Alors que les dirigeants de ce monde s’opposent sur la manière de gérer des problèmes aussi graves que le terrorisme, les migrations, le libre échange et le changement climatique, tous ont conscience de la nécessité de s’atteler d’urgence à ce qui est probablement la maîtresse des batailles : assurer un logement sûr, bien desservi et abordable aux milliards d’individus qui en ont besoin.

Ils sont même d’accord sur les étapes fondamentales à suivre pour ce faire : améliorer la gestion des terres et adopter des mesures plus neutres en termes de régime foncier.

Tous conviennent également que les pouvoirs publics ne pourront pas, seuls, payer la facture. Selon McKinsey & Co., le comblement du « déficit mondial de logements » coûterait 1 600 milliards de dollars par an, soit le double des investissements dans les infrastructures publiques requis pour suivre le rythme de croissance du PIB.

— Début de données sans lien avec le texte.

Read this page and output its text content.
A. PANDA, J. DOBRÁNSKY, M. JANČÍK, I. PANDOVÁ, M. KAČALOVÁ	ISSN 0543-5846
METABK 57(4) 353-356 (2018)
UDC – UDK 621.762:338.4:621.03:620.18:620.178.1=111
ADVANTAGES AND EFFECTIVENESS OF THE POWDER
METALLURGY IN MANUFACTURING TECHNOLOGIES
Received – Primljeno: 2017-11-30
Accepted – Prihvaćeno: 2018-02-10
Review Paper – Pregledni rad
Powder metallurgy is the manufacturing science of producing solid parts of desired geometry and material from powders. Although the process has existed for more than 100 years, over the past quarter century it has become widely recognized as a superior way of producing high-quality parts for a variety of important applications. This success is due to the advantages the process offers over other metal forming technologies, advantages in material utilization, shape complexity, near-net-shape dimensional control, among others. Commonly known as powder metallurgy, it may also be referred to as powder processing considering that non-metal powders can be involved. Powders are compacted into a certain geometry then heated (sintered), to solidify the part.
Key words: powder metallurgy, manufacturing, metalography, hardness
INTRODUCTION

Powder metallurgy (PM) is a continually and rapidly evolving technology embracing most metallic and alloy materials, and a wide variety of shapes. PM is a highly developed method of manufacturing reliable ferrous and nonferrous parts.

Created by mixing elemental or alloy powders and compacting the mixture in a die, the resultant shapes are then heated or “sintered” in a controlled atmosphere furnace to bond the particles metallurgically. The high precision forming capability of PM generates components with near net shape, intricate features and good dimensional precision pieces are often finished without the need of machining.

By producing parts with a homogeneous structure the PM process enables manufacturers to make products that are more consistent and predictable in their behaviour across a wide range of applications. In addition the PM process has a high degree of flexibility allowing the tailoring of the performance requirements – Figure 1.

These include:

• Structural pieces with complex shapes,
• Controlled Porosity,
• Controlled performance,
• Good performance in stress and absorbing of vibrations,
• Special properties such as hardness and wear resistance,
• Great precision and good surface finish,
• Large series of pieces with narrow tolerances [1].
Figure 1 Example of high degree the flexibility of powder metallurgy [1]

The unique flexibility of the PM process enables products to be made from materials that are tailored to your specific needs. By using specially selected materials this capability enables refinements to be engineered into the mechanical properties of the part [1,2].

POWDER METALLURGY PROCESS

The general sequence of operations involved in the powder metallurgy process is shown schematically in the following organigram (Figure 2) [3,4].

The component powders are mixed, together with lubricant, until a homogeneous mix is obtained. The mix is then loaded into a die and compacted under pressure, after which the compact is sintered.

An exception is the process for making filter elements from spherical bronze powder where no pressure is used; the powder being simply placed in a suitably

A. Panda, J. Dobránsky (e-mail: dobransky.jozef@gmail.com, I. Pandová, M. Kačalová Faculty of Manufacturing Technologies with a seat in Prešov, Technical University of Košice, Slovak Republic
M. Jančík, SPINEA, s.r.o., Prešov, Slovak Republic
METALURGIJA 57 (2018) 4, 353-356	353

L’année 2018 marquera le soixantième anniversaire de la Déclaration universelle des droits de l’homme, dont le logement fait partie. Il serait temps que les gouvernements s’orientent vers une solution, évidente mais qu’ils persistent à ignorer à leurs risques et périls, pour remédier à ce déficit : faire appel aux marchés des capitaux pour des financements de long terme. Sans hausse substantielle des capitaux privés, le déficit de logements continuera de s’aggraver et, avec lui, les risques de grogne sociale.
 
Intéressons-nous à deux sources non traditionnelles de capitaux : les propriétaires qui rénovent et agrandissent leurs maisons et créent de nouvelles solutions de logement et les investisseurs privés.
 
Même dans les pays les plus pauvres du monde, les propriétaires investissent déjà 30 fois plus que leurs gouvernements dans leur logement. Ce dernier représente entre 50 et 90 % de leur patrimoine. Il devient également une source de revenu : au Mexique par exemple, les particuliers détiennent 70 % de toutes les unités locatives.

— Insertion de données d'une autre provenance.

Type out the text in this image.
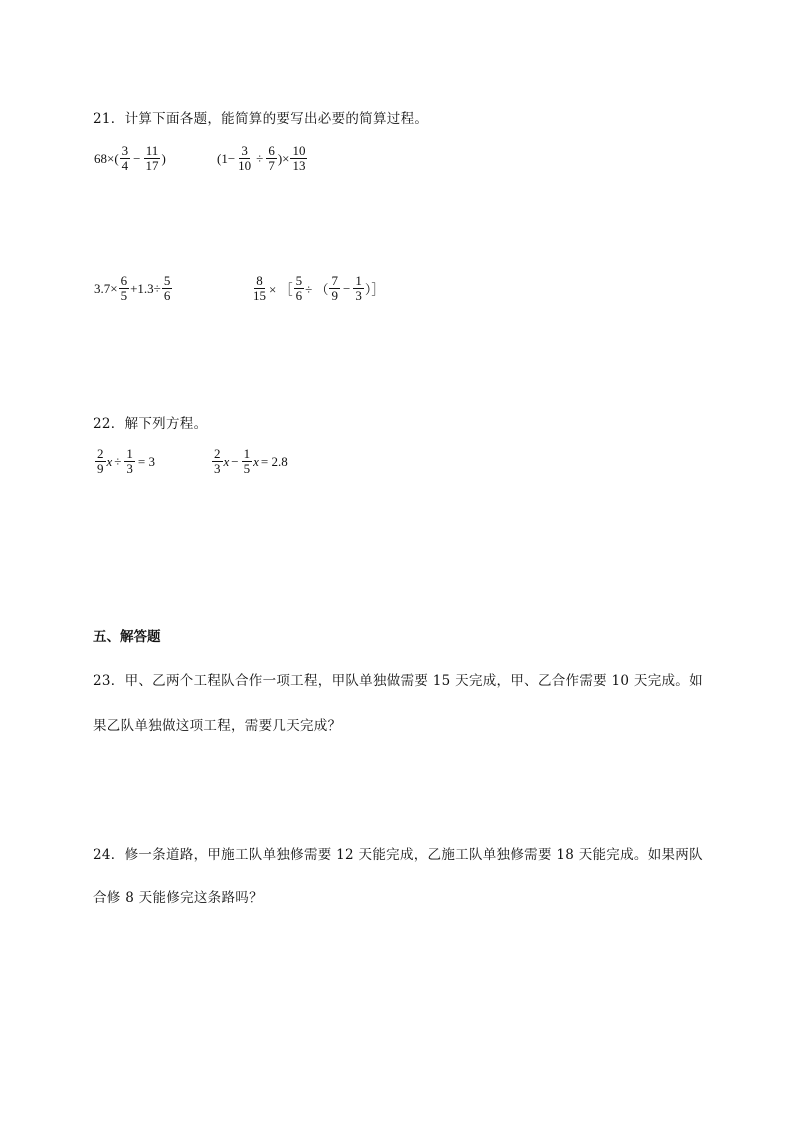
21．计算下面各题，能简算的要写出必要的简算过程。
$68\times( \frac{3}{4} - \frac{11}{17}$ )	($1- \frac{3}{10} \div \frac{6}{7}$ )× $\frac{10}{13}$
$3.7\times \frac{6}{5} +1.3\div \frac{5}{6}$	$\frac{8}{15}$ × ［ $\frac{5}{6}$ ÷ （ $\frac{7}{9} - \frac{1}{3}$ ）］
22．解下列方程。
$\frac{2}{9}$ $x \div \frac{1}{3} = 3$	$\frac{2}{3}$ $x - \frac{1}{5}$ x = 2.8
五、解答题
23．甲、乙两个工程队合作一项工程，甲队单独做需要 15 天完成，甲、乙合作需要 10 天完成。如
果乙队单独做这项工程，需要几天完成？
24．修一条道路，甲施工队单独修需要 12 天能完成，乙施工队单独修需要 18 天能完成。如果两队
合修 8 天能修完这条路吗？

Autre source d’investissement encore peu sollicitée : les capitaux privés. Après la crise financière de 2008, l’un des plus grands fonds privés du monde, Blackstone Group, a racheté près de 50 000 logements privés saisis. Ce groupe de New York est devenu le premier propriétaire privé des États-Unis proposant des logements locatifs à des milliers de ménages.

Aujourd’hui cependant, les risques d’un investissement immobilier dans les pays en développement à grande échelle et à des niveaux de tarif adaptés aux personnes les plus démunies sont exorbitants. D’autant que certaines des solutions préconisées pour les marchés émergents (comme l’interdiction des expulsions ou l’achat obligatoire par l’État de terrains privés non viabilisés) pourraient en fait aggraver la situation.

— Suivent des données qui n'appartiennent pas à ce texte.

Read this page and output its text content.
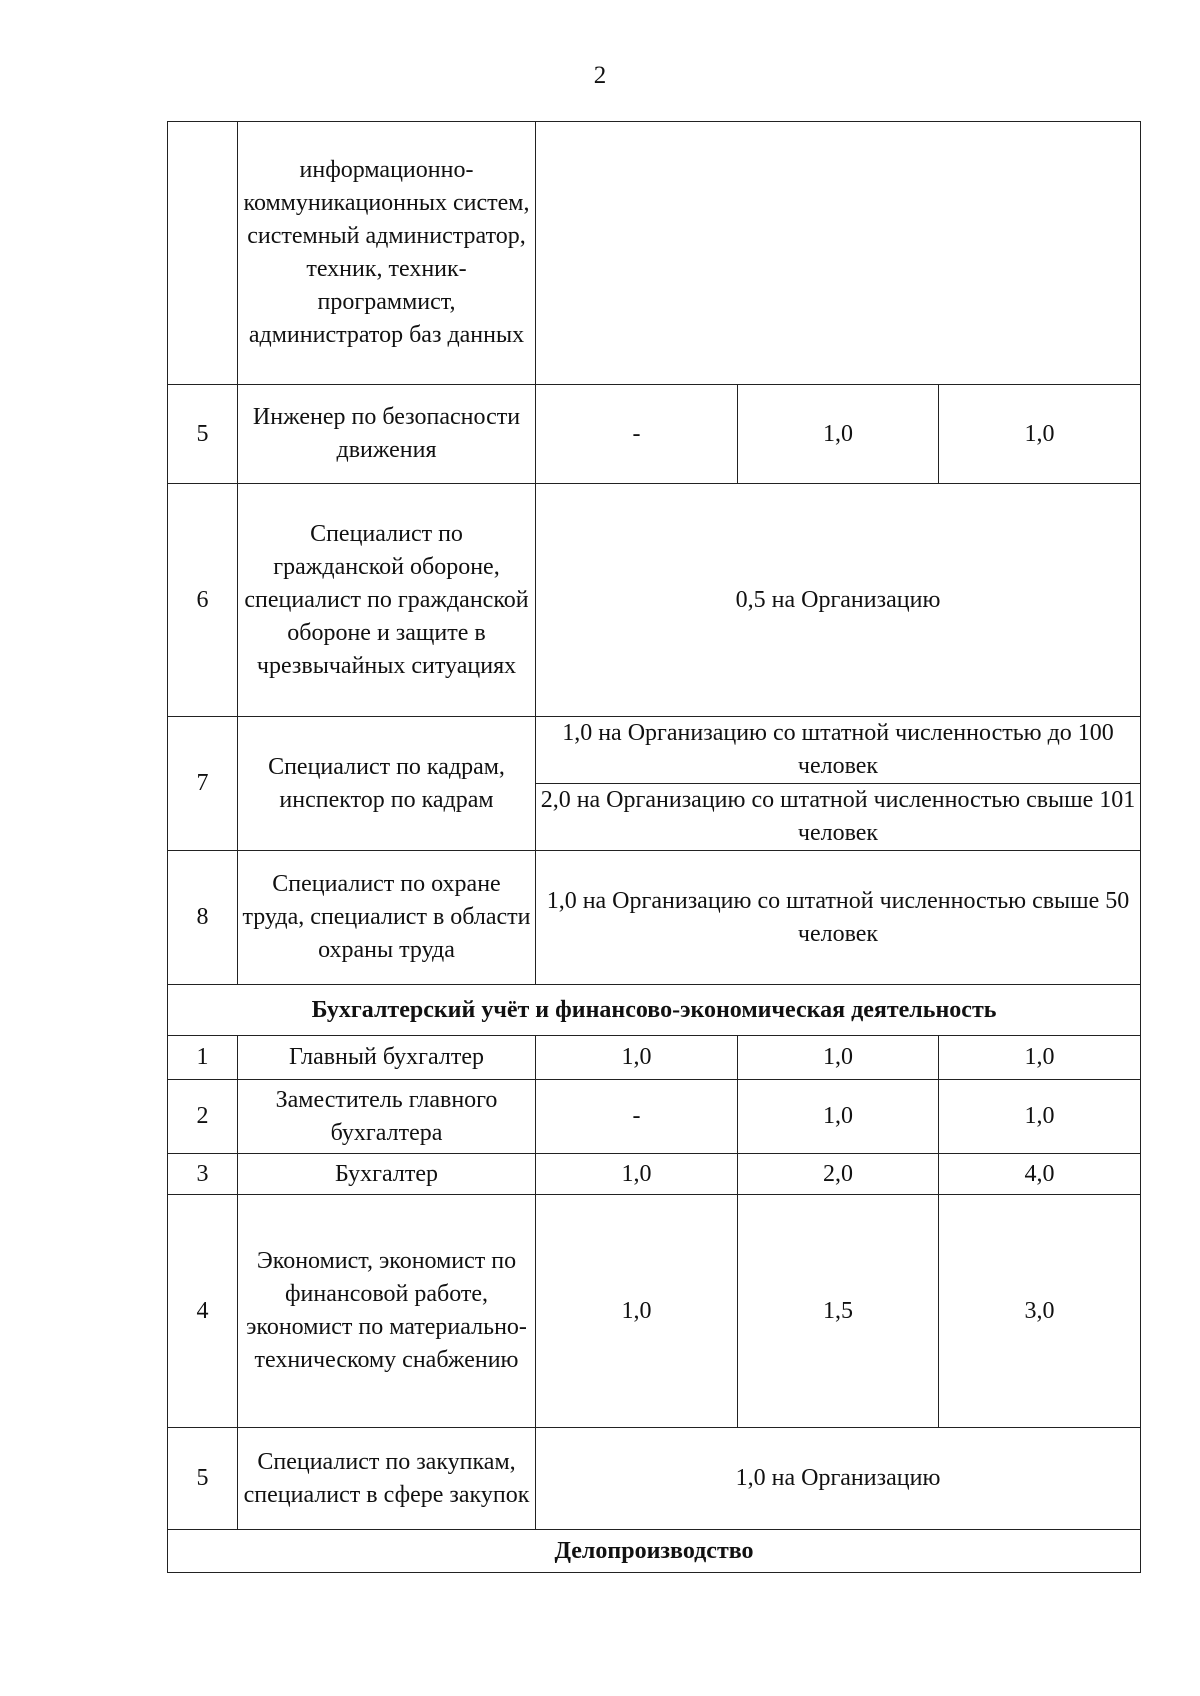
2
	информационно-коммуникационных систем, системный администратор, техник, техник-программист, администратор баз данных			
5	Инженер по безопасности движения	-	1,0	1,0
6	Специалист по гражданской обороне, специалист по гражданской обороне и защите в чрезвычайных ситуациях	0,5 на Организацию		
7	Специалист по кадрам, инспектор по кадрам	1,0 на Организацию со штатной численностью до 100 человек		
		2,0 на Организацию со штатной численностью свыше 101 человек		
8	Специалист по охране труда, специалист в области охраны труда	1,0 на Организацию со штатной численностью свыше 50 человек		
Бухгалтерский учёт и финансово-экономическая деятельность				
1	Главный бухгалтер	1,0	1,0	1,0
2	Заместитель главного бухгалтера	-	1,0	1,0
3	Бухгалтер	1,0	2,0	4,0
4	Экономист, экономист по финансовой работе, экономист по материально-техническому снабжению	1,0	1,5	3,0
5	Специалист по закупкам, специалист в сфере закупок	1,0 на Организацию		
Делопроизводство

Voici donc trois options alternatives plus productives pour infléchir le cap des politiques du logement :

[Télécharger l’étude (en anglais) :  Housing Finance Policy in Emerging Markets ]

a)  Réduire les risques excessifs pour augmenter l’offre. L’inadéquation des ressources allouées au logement dans les marchés émergents reflète en général des risques excessifs pour les investisseurs, dissuadés par l’absence de droits de propriété, le manque d’accès à des terrains aménageables, une inflation trop élevée... La solution passe par des politiques de réduction de ces risques et la mise en place d’incitations mesurées pour les investisseurs (primes de densité ou pour logements à revenus mixtes, par exemple), afin de favoriser la production de logements abordables, donc de « fluidifier » le marché.

b)  Introduire des réglementations judicieuses pour limiter les dérives, comme les prêts à conditions abusives, les saisies inutiles ou la spéculation. Toute saisie ou expulsion doit trouver un juste équilibre entre les intérêts du débiteur et ceux du créancier. Les impôts fonciers et sur la spéculation peuvent freiner les pratiques abusives tout en engendrant des recettes pour construire des logements bon marché.

c)  Rééquilibrer les politiques du logement. Être propriétaire convient probablement à de nombreuses personnes, mais pas forcément à tout le monde. Pourtant, la plupart des budgets pour les subventions au logement dans bon nombre de pays d’Afrique, d’Amérique latine et d’Asie favorisent actuellement l’accession à la propriété. Heureusement, plusieurs pays, comme la Chine, le Mexique et l’Uruguay, ont testé à titre pilote des politiques de promotion du logement locatif — et sont en passe de les déployer à grande échelle. Autre solution, inciter les ménages à agrandir en toute sécurité et à rénover des logements existants dans les quartiers des villes desservis par des services publics. Tout cela devrait permettre de combler le déficit de logements en prônant une utilisation plus efficace des terres et en stimulant le marché locatif.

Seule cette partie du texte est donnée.